“La amenaza es el arma del amenazado”
-Leonardo da Vinci-
No amenaces con quererme, dijo. Me reí, o mejor dicho sonreí con fuerza, casi con ferocidad, con la amplitud de un mueble empotrado en el salón. Mi respiración, a juego, podía confundirse con una carcajada. Ella era una cría apenas. Yo no mucho mayor entonces. También sonreía, pero de otra forma, afilada y brillante como un cuchillo, si entiendes lo que quiero decir. Así tienen que sonreír las hadas, pensé. Por eso en mi imaginación las hadas eran guerreras letales, proyectiles de rabia y de luz y sarcasmo. Porque ella siguió hablando: “No es una guerra que puedas ganar”.
No amenaces con quererme, pensé. Cerré los ojos y me dejé llevar por el orgasmo, tensando tanto el cuerpo que sus manos podrían haber tocado en mí un solo de guitarra. Habíamos jugado a un juego peligroso, como son todos los juegos que merecen la pena, y me estaba cobrando el premio. O el castigo, en ese momento me daba igual. En mi mente una espiral comenzó a girar cada vez más rápido y yo no tenía otro objetivo que llegar al centro y estallar. Por un instante, me resultó casi insultante tener que compartir la explosión con su boca, pequeña artista invitada. Y entonces, fundido a negro, como en mis sueños.
No amenaces con quererme. Lo suelto así, como un jugador de póquer su mejor falsa cara de duda ante una mano imbatible, su mejor cara de cebo para la codicia ante el resto de apostadores. Aunque es verdad que nunca he jugado así al póquer, lo he visto en películas. Tampoco he tenido conversaciones como esta, este estar sentados en un bar y que el ingenio sea, por ahora, más importante que los besos.
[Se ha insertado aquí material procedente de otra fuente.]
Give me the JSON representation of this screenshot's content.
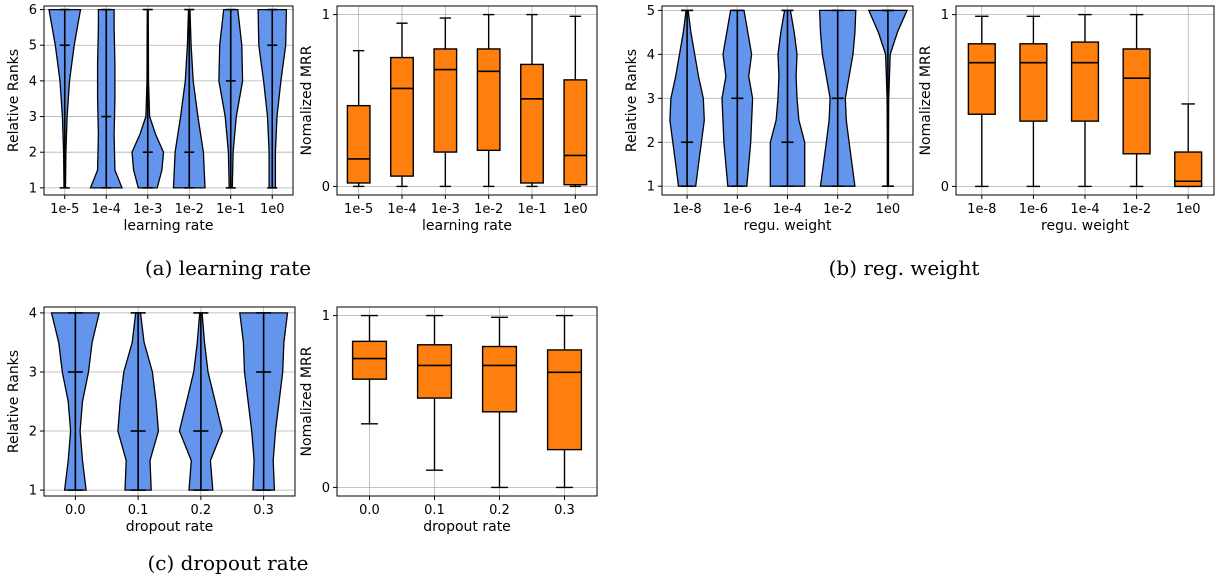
{
  "figure": {
    "captions": [
      "(a)  learning rate",
      "(b)  reg. weight",
      "(c)  dropout rate"
    ]
  },
  "colors": {
    "violin": "#6495ed",
    "box": "#ff7f0e",
    "edge": "#000000",
    "grid": "#b0b0b0"
  },
  "chart_data": [
    {
      "type": "violin",
      "xlabel": "learning rate",
      "ylabel": "Relative Ranks",
      "ylim": [
        0.8,
        6.1
      ],
      "yticks": [
        1,
        2,
        3,
        4,
        5,
        6
      ],
      "categories": [
        "1e-5",
        "1e-4",
        "1e-3",
        "1e-2",
        "1e-1",
        "1e0"
      ],
      "series": [
        {
          "min": 1,
          "max": 6,
          "median": 5,
          "profile": [
            [
              1,
              0.05
            ],
            [
              2,
              0.07
            ],
            [
              3,
              0.15
            ],
            [
              4,
              0.3
            ],
            [
              5,
              0.6
            ],
            [
              6,
              1.0
            ]
          ]
        },
        {
          "min": 1,
          "max": 6,
          "median": 3,
          "profile": [
            [
              1,
              1.0
            ],
            [
              1.5,
              0.55
            ],
            [
              2.5,
              0.5
            ],
            [
              3.5,
              0.55
            ],
            [
              4.5,
              0.55
            ],
            [
              5.5,
              0.5
            ],
            [
              6,
              0.5
            ]
          ]
        },
        {
          "min": 1,
          "max": 6,
          "median": 2,
          "profile": [
            [
              1,
              0.6
            ],
            [
              1.5,
              0.9
            ],
            [
              2,
              1.0
            ],
            [
              2.5,
              0.5
            ],
            [
              3,
              0.12
            ],
            [
              4,
              0.05
            ],
            [
              5,
              0.04
            ],
            [
              6,
              0.03
            ]
          ]
        },
        {
          "min": 1,
          "max": 6,
          "median": 2,
          "profile": [
            [
              1,
              1.0
            ],
            [
              2,
              0.9
            ],
            [
              3,
              0.55
            ],
            [
              4,
              0.25
            ],
            [
              5,
              0.12
            ],
            [
              6,
              0.05
            ]
          ]
        },
        {
          "min": 1,
          "max": 6,
          "median": 4,
          "profile": [
            [
              1,
              0.1
            ],
            [
              2,
              0.15
            ],
            [
              3,
              0.35
            ],
            [
              4,
              0.75
            ],
            [
              5,
              0.7
            ],
            [
              6,
              0.45
            ]
          ]
        },
        {
          "min": 1,
          "max": 6,
          "median": 5,
          "profile": [
            [
              1,
              0.2
            ],
            [
              2,
              0.2
            ],
            [
              3,
              0.3
            ],
            [
              4,
              0.55
            ],
            [
              5,
              0.85
            ],
            [
              6,
              0.9
            ]
          ]
        }
      ]
    },
    {
      "type": "box",
      "xlabel": "learning rate",
      "ylabel": "Nomalized MRR",
      "ylim": [
        -0.05,
        1.05
      ],
      "yticks": [
        0,
        1
      ],
      "categories": [
        "1e-5",
        "1e-4",
        "1e-3",
        "1e-2",
        "1e-1",
        "1e0"
      ],
      "boxes": [
        {
          "whislo": 0.0,
          "q1": 0.02,
          "med": 0.16,
          "q3": 0.47,
          "whishi": 0.79
        },
        {
          "whislo": 0.0,
          "q1": 0.06,
          "med": 0.57,
          "q3": 0.75,
          "whishi": 0.95
        },
        {
          "whislo": 0.0,
          "q1": 0.2,
          "med": 0.68,
          "q3": 0.8,
          "whishi": 0.98
        },
        {
          "whislo": 0.0,
          "q1": 0.21,
          "med": 0.67,
          "q3": 0.8,
          "whishi": 1.0
        },
        {
          "whislo": 0.0,
          "q1": 0.02,
          "med": 0.51,
          "q3": 0.71,
          "whishi": 1.0
        },
        {
          "whislo": 0.0,
          "q1": 0.01,
          "med": 0.18,
          "q3": 0.62,
          "whishi": 0.99
        }
      ]
    },
    {
      "type": "violin",
      "xlabel": "regu. weight",
      "ylabel": "Relative Ranks",
      "ylim": [
        0.8,
        5.1
      ],
      "yticks": [
        1,
        2,
        3,
        4,
        5
      ],
      "categories": [
        "1e-8",
        "1e-6",
        "1e-4",
        "1e-2",
        "1e0"
      ],
      "series": [
        {
          "min": 1,
          "max": 5,
          "median": 2,
          "profile": [
            [
              1,
              0.45
            ],
            [
              1.5,
              0.6
            ],
            [
              2,
              0.75
            ],
            [
              2.5,
              0.9
            ],
            [
              3,
              0.85
            ],
            [
              3.5,
              0.6
            ],
            [
              4,
              0.4
            ],
            [
              4.5,
              0.2
            ],
            [
              5,
              0.05
            ]
          ]
        },
        {
          "min": 1,
          "max": 5,
          "median": 3,
          "profile": [
            [
              1,
              0.5
            ],
            [
              2,
              0.7
            ],
            [
              3,
              0.8
            ],
            [
              3.5,
              0.6
            ],
            [
              4,
              0.75
            ],
            [
              4.5,
              0.55
            ],
            [
              5,
              0.35
            ]
          ]
        },
        {
          "min": 1,
          "max": 5,
          "median": 2,
          "profile": [
            [
              1,
              0.9
            ],
            [
              2,
              0.9
            ],
            [
              2.5,
              0.6
            ],
            [
              3,
              0.5
            ],
            [
              3.5,
              0.45
            ],
            [
              4,
              0.5
            ],
            [
              4.5,
              0.35
            ],
            [
              5,
              0.15
            ]
          ]
        },
        {
          "min": 1,
          "max": 5,
          "median": 3,
          "profile": [
            [
              1,
              0.9
            ],
            [
              1.5,
              0.75
            ],
            [
              2,
              0.6
            ],
            [
              2.5,
              0.45
            ],
            [
              3,
              0.4
            ],
            [
              3.5,
              0.6
            ],
            [
              4,
              0.8
            ],
            [
              4.5,
              0.9
            ],
            [
              5,
              0.95
            ]
          ]
        },
        {
          "min": 1,
          "max": 5,
          "median": 5,
          "profile": [
            [
              1,
              0.03
            ],
            [
              2,
              0.03
            ],
            [
              3,
              0.04
            ],
            [
              4,
              0.12
            ],
            [
              4.5,
              0.5
            ],
            [
              5,
              1.0
            ]
          ]
        }
      ]
    },
    {
      "type": "box",
      "xlabel": "regu. weight",
      "ylabel": "Nomalized MRR",
      "ylim": [
        -0.05,
        1.05
      ],
      "yticks": [
        0,
        1
      ],
      "categories": [
        "1e-8",
        "1e-6",
        "1e-4",
        "1e-2",
        "1e0"
      ],
      "boxes": [
        {
          "whislo": 0.0,
          "q1": 0.42,
          "med": 0.72,
          "q3": 0.83,
          "whishi": 0.99
        },
        {
          "whislo": 0.0,
          "q1": 0.38,
          "med": 0.72,
          "q3": 0.83,
          "whishi": 0.99
        },
        {
          "whislo": 0.0,
          "q1": 0.38,
          "med": 0.72,
          "q3": 0.84,
          "whishi": 1.0
        },
        {
          "whislo": 0.0,
          "q1": 0.19,
          "med": 0.63,
          "q3": 0.8,
          "whishi": 1.0
        },
        {
          "whislo": 0.0,
          "q1": 0.0,
          "med": 0.03,
          "q3": 0.2,
          "whishi": 0.48
        }
      ]
    },
    {
      "type": "violin",
      "xlabel": "dropout rate",
      "ylabel": "Relative Ranks",
      "ylim": [
        0.9,
        4.1
      ],
      "yticks": [
        1,
        2,
        3,
        4
      ],
      "categories": [
        "0.0",
        "0.1",
        "0.2",
        "0.3"
      ],
      "series": [
        {
          "min": 1,
          "max": 4,
          "median": 3,
          "profile": [
            [
              1,
              0.45
            ],
            [
              1.5,
              0.3
            ],
            [
              2,
              0.2
            ],
            [
              2.5,
              0.3
            ],
            [
              3,
              0.55
            ],
            [
              3.5,
              0.7
            ],
            [
              4,
              1.0
            ]
          ]
        },
        {
          "min": 1,
          "max": 4,
          "median": 2,
          "profile": [
            [
              1,
              0.55
            ],
            [
              1.5,
              0.5
            ],
            [
              2,
              0.85
            ],
            [
              2.5,
              0.75
            ],
            [
              3,
              0.6
            ],
            [
              3.5,
              0.25
            ],
            [
              4,
              0.1
            ]
          ]
        },
        {
          "min": 1,
          "max": 4,
          "median": 2,
          "profile": [
            [
              1,
              0.5
            ],
            [
              1.5,
              0.4
            ],
            [
              2,
              0.9
            ],
            [
              2.5,
              0.6
            ],
            [
              3,
              0.3
            ],
            [
              3.5,
              0.15
            ],
            [
              4,
              0.05
            ]
          ]
        },
        {
          "min": 1,
          "max": 4,
          "median": 3,
          "profile": [
            [
              1,
              0.45
            ],
            [
              1.5,
              0.4
            ],
            [
              2,
              0.5
            ],
            [
              2.5,
              0.65
            ],
            [
              3,
              0.8
            ],
            [
              3.5,
              0.85
            ],
            [
              4,
              1.0
            ]
          ]
        }
      ]
    },
    {
      "type": "box",
      "xlabel": "dropout rate",
      "ylabel": "Nomalized MRR",
      "ylim": [
        -0.05,
        1.05
      ],
      "yticks": [
        0,
        1
      ],
      "categories": [
        "0.0",
        "0.1",
        "0.2",
        "0.3"
      ],
      "boxes": [
        {
          "whislo": 0.37,
          "q1": 0.63,
          "med": 0.75,
          "q3": 0.85,
          "whishi": 1.0
        },
        {
          "whislo": 0.1,
          "q1": 0.52,
          "med": 0.71,
          "q3": 0.83,
          "whishi": 1.0
        },
        {
          "whislo": 0.0,
          "q1": 0.44,
          "med": 0.71,
          "q3": 0.82,
          "whishi": 0.99
        },
        {
          "whislo": 0.0,
          "q1": 0.22,
          "med": 0.67,
          "q3": 0.8,
          "whishi": 1.0
        }
      ]
    }
  ]
}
Así que escarbo mi memoria en frases y fintas como esta, que creo que he robado de algún tweet o un estado de Facebook de alguien que tenía tiempo de sobra para desperdiciarlo haciendo favores a absolutos desconocidos. No pierdo de vista su sonrisa, el brillo de sus ojos. No sé si habrá besos, pero al menos te regalaré un buen arsenal, preciosa.
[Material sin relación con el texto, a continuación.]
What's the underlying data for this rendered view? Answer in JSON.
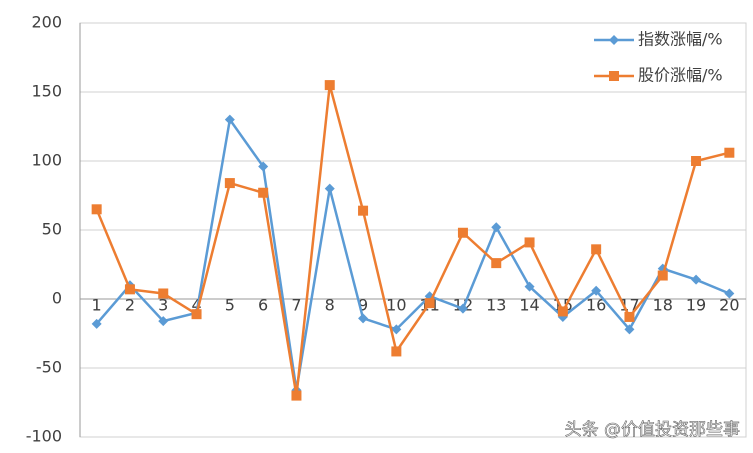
{
  "chart_data": {
    "type": "line",
    "categories": [
      1,
      2,
      3,
      4,
      5,
      6,
      7,
      8,
      9,
      10,
      11,
      12,
      13,
      14,
      15,
      16,
      17,
      18,
      19,
      20
    ],
    "series": [
      {
        "name": "指数涨幅/%",
        "color": "#5b9bd5",
        "marker": "diamond",
        "values": [
          -18,
          10,
          -16,
          -10,
          130,
          96,
          -66,
          80,
          -14,
          -22,
          2,
          -7,
          52,
          9,
          -13,
          6,
          -22,
          22,
          14,
          4
        ]
      },
      {
        "name": "股价涨幅/%",
        "color": "#ed7d31",
        "marker": "square",
        "values": [
          65,
          7,
          4,
          -11,
          84,
          77,
          -70,
          155,
          64,
          -38,
          -3,
          48,
          26,
          41,
          -9,
          36,
          -13,
          17,
          100,
          106
        ]
      }
    ],
    "ylim": [
      -100,
      200
    ],
    "yticks": [
      -100,
      -50,
      0,
      50,
      100,
      150,
      200
    ],
    "grid": true,
    "legend": "top-right",
    "watermark": "头条 @价值投资那些事"
  }
}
No amenaces con quererme. Amartilló el arma y acarició el gatillo hasta que la frase hizo diana en mi cabeza. Luego todo dejó de tener olor, sabor, textura, consistencia. Mi cuerpo se volvió huero, perdió la capacidad de sentir, daba igual. No había alegría ni risa ni felicidad, tampoco lágrimas. Cuando me miraba en el espejo, me recordaba a esas siluetas pintadas con tiza en la escena del crimen, que siguen días después recordando a quien tenga las agallas suficientes para pasearse por un sitio donde la muerte aún habita, que allí una vez hubo alguien. Las palabras son más mortales que una bala del calibre 38, si aprieta el gatillo la persona adecuada. Y ahí sigue el revólver, listo para volver a disparar, si de pronto renazco.
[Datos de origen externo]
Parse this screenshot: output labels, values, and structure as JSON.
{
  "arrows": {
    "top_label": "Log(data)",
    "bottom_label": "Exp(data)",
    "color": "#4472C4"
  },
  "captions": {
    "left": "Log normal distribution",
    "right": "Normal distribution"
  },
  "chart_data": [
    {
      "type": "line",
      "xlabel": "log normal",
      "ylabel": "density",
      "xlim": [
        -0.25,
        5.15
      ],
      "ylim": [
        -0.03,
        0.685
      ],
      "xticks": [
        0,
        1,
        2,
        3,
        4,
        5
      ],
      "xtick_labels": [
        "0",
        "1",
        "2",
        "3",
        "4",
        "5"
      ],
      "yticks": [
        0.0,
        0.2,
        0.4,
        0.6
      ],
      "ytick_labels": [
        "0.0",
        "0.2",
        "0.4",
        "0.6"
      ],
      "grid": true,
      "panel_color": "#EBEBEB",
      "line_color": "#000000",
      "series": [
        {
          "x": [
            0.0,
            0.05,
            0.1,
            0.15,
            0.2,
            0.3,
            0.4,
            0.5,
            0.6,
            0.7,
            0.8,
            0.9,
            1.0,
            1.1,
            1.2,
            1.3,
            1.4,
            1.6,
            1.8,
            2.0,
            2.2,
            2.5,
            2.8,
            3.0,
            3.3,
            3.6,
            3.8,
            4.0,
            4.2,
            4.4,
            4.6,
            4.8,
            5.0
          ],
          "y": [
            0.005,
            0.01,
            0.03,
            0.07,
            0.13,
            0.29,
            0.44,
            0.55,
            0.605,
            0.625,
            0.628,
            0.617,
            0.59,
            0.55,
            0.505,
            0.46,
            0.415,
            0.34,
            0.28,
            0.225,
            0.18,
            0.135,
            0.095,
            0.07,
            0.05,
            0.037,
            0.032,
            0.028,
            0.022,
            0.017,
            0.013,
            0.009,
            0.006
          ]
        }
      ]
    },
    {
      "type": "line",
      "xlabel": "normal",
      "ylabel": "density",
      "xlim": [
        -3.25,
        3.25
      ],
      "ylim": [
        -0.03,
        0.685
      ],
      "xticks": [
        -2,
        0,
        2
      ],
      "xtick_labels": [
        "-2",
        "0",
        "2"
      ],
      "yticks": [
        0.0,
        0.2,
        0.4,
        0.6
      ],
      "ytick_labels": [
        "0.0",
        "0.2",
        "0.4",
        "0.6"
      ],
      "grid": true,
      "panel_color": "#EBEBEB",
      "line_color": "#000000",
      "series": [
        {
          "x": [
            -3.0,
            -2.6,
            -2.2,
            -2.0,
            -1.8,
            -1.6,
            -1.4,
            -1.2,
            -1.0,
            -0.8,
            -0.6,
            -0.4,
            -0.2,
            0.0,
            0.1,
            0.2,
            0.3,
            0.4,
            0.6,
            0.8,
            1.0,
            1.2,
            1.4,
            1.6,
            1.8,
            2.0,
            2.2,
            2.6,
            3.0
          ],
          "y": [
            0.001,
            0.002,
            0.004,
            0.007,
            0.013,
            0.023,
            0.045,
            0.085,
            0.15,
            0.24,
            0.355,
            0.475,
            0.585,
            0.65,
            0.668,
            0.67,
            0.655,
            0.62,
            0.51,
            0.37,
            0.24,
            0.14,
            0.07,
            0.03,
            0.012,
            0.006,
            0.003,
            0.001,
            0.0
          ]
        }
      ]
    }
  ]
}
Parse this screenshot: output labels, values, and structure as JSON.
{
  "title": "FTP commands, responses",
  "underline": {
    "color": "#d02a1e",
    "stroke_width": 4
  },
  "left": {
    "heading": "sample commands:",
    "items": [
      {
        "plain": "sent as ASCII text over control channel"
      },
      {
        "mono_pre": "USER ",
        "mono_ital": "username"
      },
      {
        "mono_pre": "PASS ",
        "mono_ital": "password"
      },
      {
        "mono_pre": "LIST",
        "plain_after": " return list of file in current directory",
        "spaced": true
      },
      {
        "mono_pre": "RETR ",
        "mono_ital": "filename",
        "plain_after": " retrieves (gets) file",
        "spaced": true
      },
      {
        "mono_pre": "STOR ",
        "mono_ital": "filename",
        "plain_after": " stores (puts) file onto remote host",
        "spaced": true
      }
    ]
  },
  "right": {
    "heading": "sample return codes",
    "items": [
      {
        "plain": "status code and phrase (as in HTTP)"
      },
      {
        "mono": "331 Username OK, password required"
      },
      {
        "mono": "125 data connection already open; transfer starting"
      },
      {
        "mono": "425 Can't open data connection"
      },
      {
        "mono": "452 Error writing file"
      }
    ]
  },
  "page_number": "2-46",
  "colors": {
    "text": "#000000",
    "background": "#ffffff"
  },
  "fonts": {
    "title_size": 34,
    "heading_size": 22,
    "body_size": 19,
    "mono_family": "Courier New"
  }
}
No amenaces con quererme, suplico. Nunca he sabido ser sutil, soy más bien la clase de monstruo que abre tu carne con sus garras para poder devorarte las tripas mientras te quedas quieta esperando la caricia. No estoy acostumbrado a dulzura y palabras tiernas, no me entiendas mal, tal vez podría relamerme si acabo cogiéndolas el gusto, quien sabe. Pero te aviso, ante una amenaza, ataco, y después, ya no quedan ni siquiera restos que poder volver a recomponer. Mi súplica atraviesa la distancia entre tus dedos y los míos, he sentido la descarga. Ahora que las cartas están boca arriba, me he vuelto casi humano.
No amenaces con quererme. Hazlo. Sangra. O no sangres. Da igual en el fondo, estoy harta de palabras y amagos y lágrimas. El amor no es una amenaza. Pero se me ocurre que querer no es lo mismo que amar. Amar no es desear, no es ansiar, no lleva a poseer. Amar es darse. Da igual. Sigo hablando. Has puesto los ojos como platos. Tu revólver tiembla en los labios. Dejas de apuntarme. Yo estoy cansada, demasiado cansada de frases hechas. Cada cual vive esto como desea. Me parece estupendo. En un duelo se supone que tienes derecho a elegir tus armas. Perfecto. Busca más solas palabras. Lo que quieras. Yo me voy a pedir otra cerveza.